Mais là, en présence de l'animal - bien plus gros qu'il ne l'avait imaginé - Joshua fait moins le malin. La créature est enroulée autour des branches de l'arbre qui semble montrer des signes de fatigue. Elle doit mesurer au moins dix mètres, estime Joshua en essayant de ne pas céder à la panique. Comment les habitants de ce village de fous peuvent-ils vivre tranquillement avec toutes ces monstruosités dans les parages ? La vision du corps écailleux, presque aussi épais qu'un crocodile, le fait frissonner.

— C'est le bébé de Lidérc, continue Penelope.

Un bébé ?! Joshua manque de faillir en imaginant la taille de la créature qui a donné naissance à... ça.

Kanmada s'approche de lui et lui explique que la cocatrice est inoffensive. Elle protège même le village d'autres alterbiotes un peu trop curieux. Mais Joshua ne se sent pas du tout rassuré.

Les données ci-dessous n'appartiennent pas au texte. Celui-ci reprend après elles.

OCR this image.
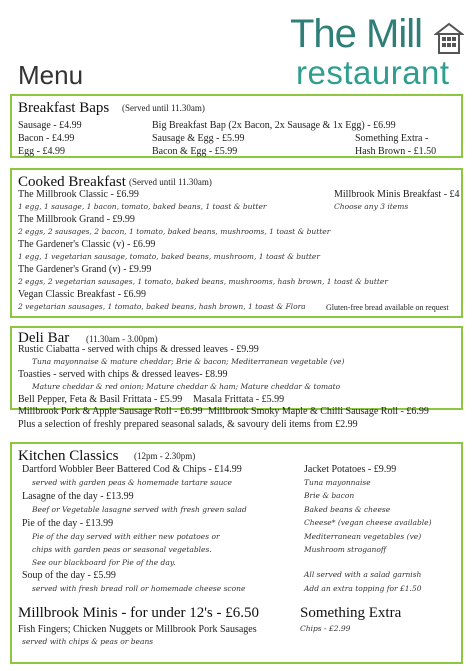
The Mill
restaurant
Menu
Breakfast Baps (Served until 11.30am)
Sausage - £4.99
Bacon - £4.99
Egg - £4.99
Big Breakfast Bap (2x Bacon, 2x Sausage & 1x Egg) - £6.99
Sausage & Egg - £5.99
Bacon & Egg - £5.99
Something Extra -
Hash Brown - £1.50
Cooked Breakfast (Served until 11.30am)
The Millbrook Classic - £6.99
1 egg, 1 sausage, 1 bacon, tomato, baked beans, 1 toast & butter
The Millbrook Grand - £9.99
2 eggs, 2 sausages, 2 bacon, 1 tomato, baked beans, mushrooms, 1 toast & butter
The Gardener's Classic (v) - £6.99
1 egg, 1 vegetarian sausage, tomato, baked beans, mushroom, 1 toast & butter
The Gardener's Grand (v) - £9.99
2 eggs, 2 vegetarian sausages, 1 tomato, baked beans, mushrooms, hash brown, 1 toast & butter
Vegan Classic Breakfast - £6.99
2 vegetarian sausages, 1 tomato, baked beans, hash brown, 1 toast & Flora
Millbrook Minis Breakfast - £4
Choose any 3 items
Gluten-free bread available on request
Deli Bar (11.30am - 3.00pm)
Rustic Ciabatta - served with chips & dressed leaves - £9.99
Tuna mayonnaise & mature cheddar; Brie & bacon; Mediterranean vegetable (ve)
Toasties - served with chips & dressed leaves- £8.99
Mature cheddar & red onion; Mature cheddar & ham; Mature cheddar & tomato
Bell Pepper, Feta & Basil Frittata - £5.99 Masala Frittata - £5.99
Millbrook Pork & Apple Sausage Roll - £6.99 Millbrook Smoky Maple & Chilli Sausage Roll - £6.99
Plus a selection of freshly prepared seasonal salads, & savoury deli items from £2.99
Kitchen Classics (12pm - 2.30pm)
Dartford Wobbler Beer Battered Cod & Chips - £14.99
served with garden peas & homemade tartare sauce
Lasagne of the day - £13.99
Beef or Vegetable lasagne served with fresh green salad
Pie of the day - £13.99
Pie of the day served with either new potatoes or
chips with garden peas or seasonal vegetables.
See our blackboard for Pie of the day.
Soup of the day - £5.99
served with fresh bread roll or homemade cheese scone
Jacket Potatoes - £9.99
Tuna mayonnaise
Brie & bacon
Baked beans & cheese
Cheese* (vegan cheese available)
Mediterranean vegetables (ve)
Mushroom stroganoff
All served with a salad garnish
Add an extra topping for £1.50
Millbrook Minis - for under 12's - £6.50
Fish Fingers; Chicken Nuggets or Millbrook Pork Sausages
served with chips & peas or beans
Something Extra
Chips - £2.99
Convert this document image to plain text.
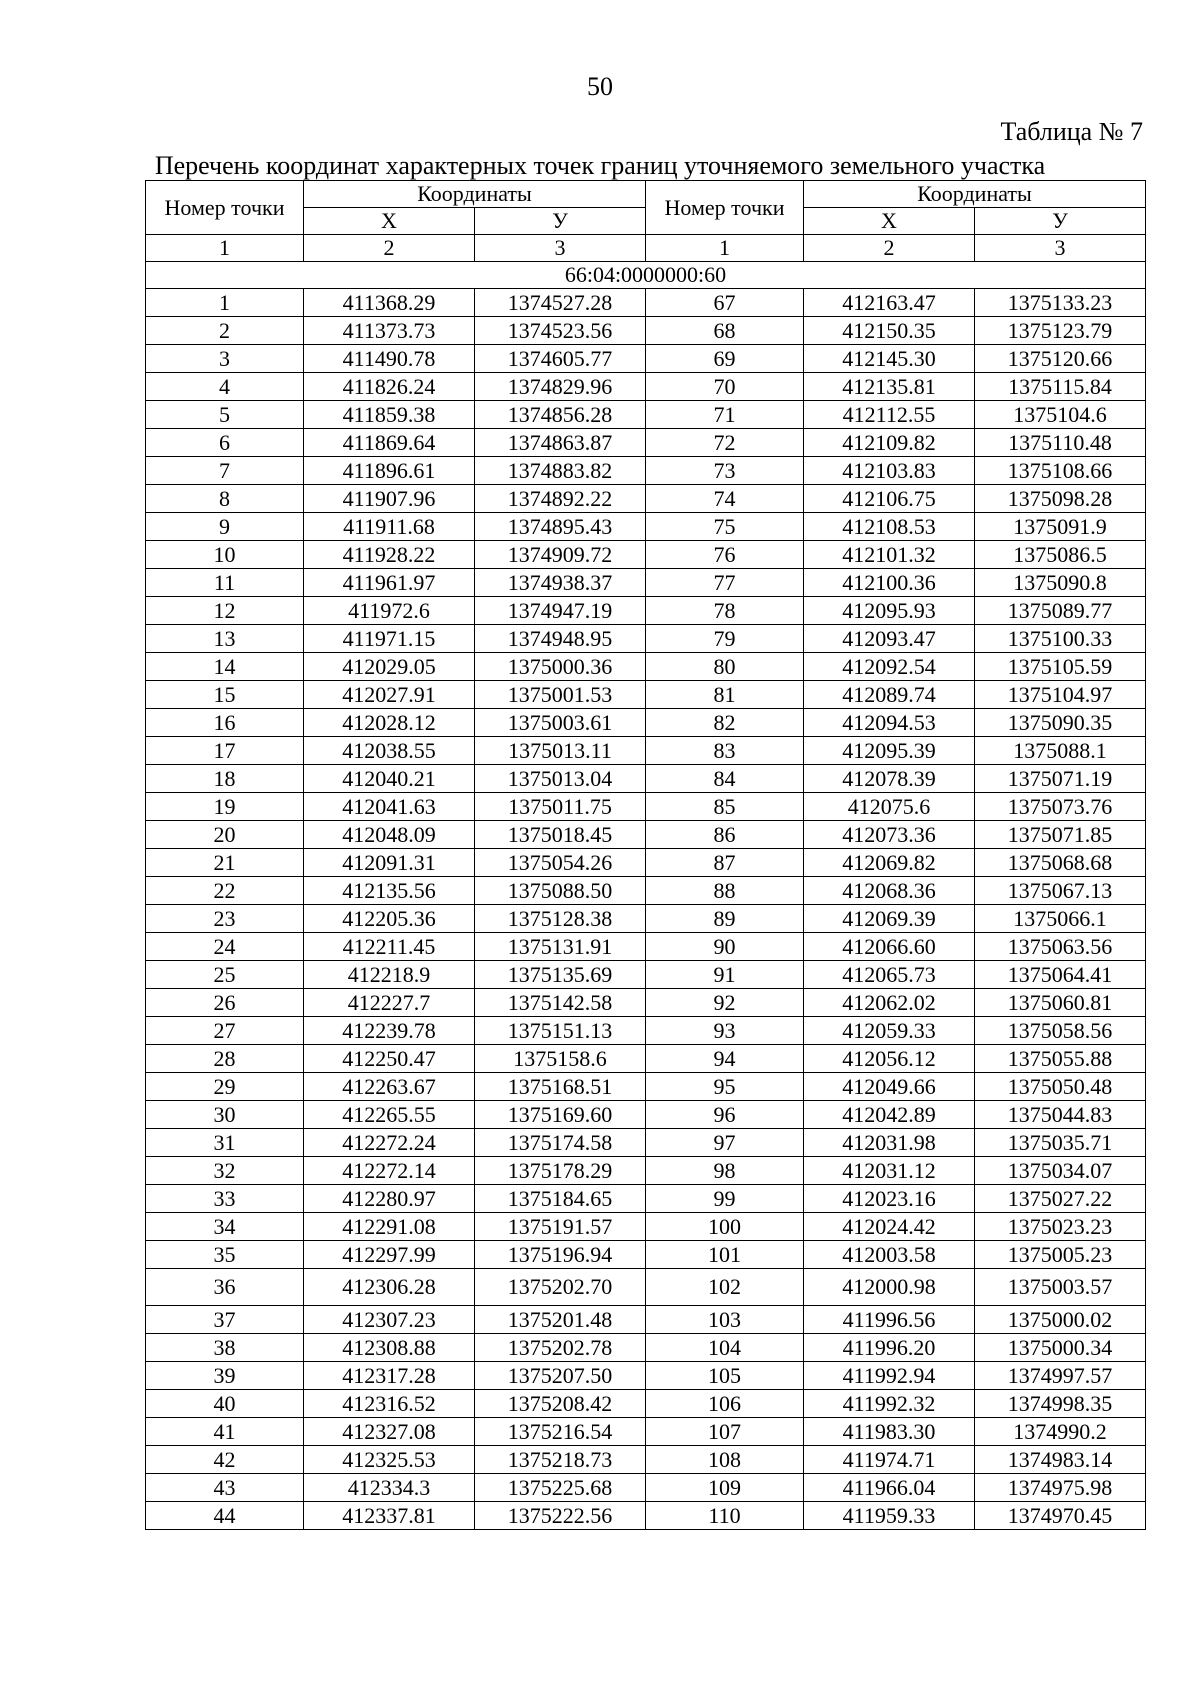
50
Таблица № 7
Перечень координат характерных точек границ уточняемого земельного участка
Номер точки	Координаты		Номер точки	Координаты	
	Х	У		Х	У
1	2	3	1	2	3
66:04:0000000:60					
1	411368.29	1374527.28	67	412163.47	1375133.23
2	411373.73	1374523.56	68	412150.35	1375123.79
3	411490.78	1374605.77	69	412145.30	1375120.66
4	411826.24	1374829.96	70	412135.81	1375115.84
5	411859.38	1374856.28	71	412112.55	1375104.6
6	411869.64	1374863.87	72	412109.82	1375110.48
7	411896.61	1374883.82	73	412103.83	1375108.66
8	411907.96	1374892.22	74	412106.75	1375098.28
9	411911.68	1374895.43	75	412108.53	1375091.9
10	411928.22	1374909.72	76	412101.32	1375086.5
11	411961.97	1374938.37	77	412100.36	1375090.8
12	411972.6	1374947.19	78	412095.93	1375089.77
13	411971.15	1374948.95	79	412093.47	1375100.33
14	412029.05	1375000.36	80	412092.54	1375105.59
15	412027.91	1375001.53	81	412089.74	1375104.97
16	412028.12	1375003.61	82	412094.53	1375090.35
17	412038.55	1375013.11	83	412095.39	1375088.1
18	412040.21	1375013.04	84	412078.39	1375071.19
19	412041.63	1375011.75	85	412075.6	1375073.76
20	412048.09	1375018.45	86	412073.36	1375071.85
21	412091.31	1375054.26	87	412069.82	1375068.68
22	412135.56	1375088.50	88	412068.36	1375067.13
23	412205.36	1375128.38	89	412069.39	1375066.1
24	412211.45	1375131.91	90	412066.60	1375063.56
25	412218.9	1375135.69	91	412065.73	1375064.41
26	412227.7	1375142.58	92	412062.02	1375060.81
27	412239.78	1375151.13	93	412059.33	1375058.56
28	412250.47	1375158.6	94	412056.12	1375055.88
29	412263.67	1375168.51	95	412049.66	1375050.48
30	412265.55	1375169.60	96	412042.89	1375044.83
31	412272.24	1375174.58	97	412031.98	1375035.71
32	412272.14	1375178.29	98	412031.12	1375034.07
33	412280.97	1375184.65	99	412023.16	1375027.22
34	412291.08	1375191.57	100	412024.42	1375023.23
35	412297.99	1375196.94	101	412003.58	1375005.23
36	412306.28	1375202.70	102	412000.98	1375003.57
37	412307.23	1375201.48	103	411996.56	1375000.02
38	412308.88	1375202.78	104	411996.20	1375000.34
39	412317.28	1375207.50	105	411992.94	1374997.57
40	412316.52	1375208.42	106	411992.32	1374998.35
41	412327.08	1375216.54	107	411983.30	1374990.2
42	412325.53	1375218.73	108	411974.71	1374983.14
43	412334.3	1375225.68	109	411966.04	1374975.98
44	412337.81	1375222.56	110	411959.33	1374970.45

— Bon, nous avons besoin d'une cinquantaine de tomates pour ce soir, une bonne dizaine de kilos de carottes, des choux, des céleris et quelques topinambours. Joshua, tu es en charge des tomates, annonce Friedrich en lui montrant du doigt le plant de tomates.

Une cinquantaine de tomates, la mission n'est pas très compliquée. Sauf que Joshua ne voit qu'un seul plant. Il compte les tomates. Il n'y en a que douze. Il les cueille rapidement et cherche dans les autres carrés de culture quelque chose qui ressemble à de la tomate. Mais il ne trouve rien. Il décide de faire demi-tour et de retourner à son plant. Peut-être a-t-il mal regardé et que des coquines se cachent sous ses feuilles. Il y arrive et le voit recouvert de tomates. Comme il y a encore quelques minutes. Il s'approche, étonné, et scrute. Sentant qu'il s'agit encore très certainement d'un truc magique bizarre, il cueille une tomate et attend quelques secondes. Devant ses yeux, le pédoncule allégé de son fruit frétille. Les étamines se rétractent, puis s'ouvrent, et laissent apparaître une petite boule toute verte qui rougit au fur et à mesure qu'elle grossit. Quelques secondes plus tard, une tomate adulte, lourde et ferme, est prête à se faire cueillir.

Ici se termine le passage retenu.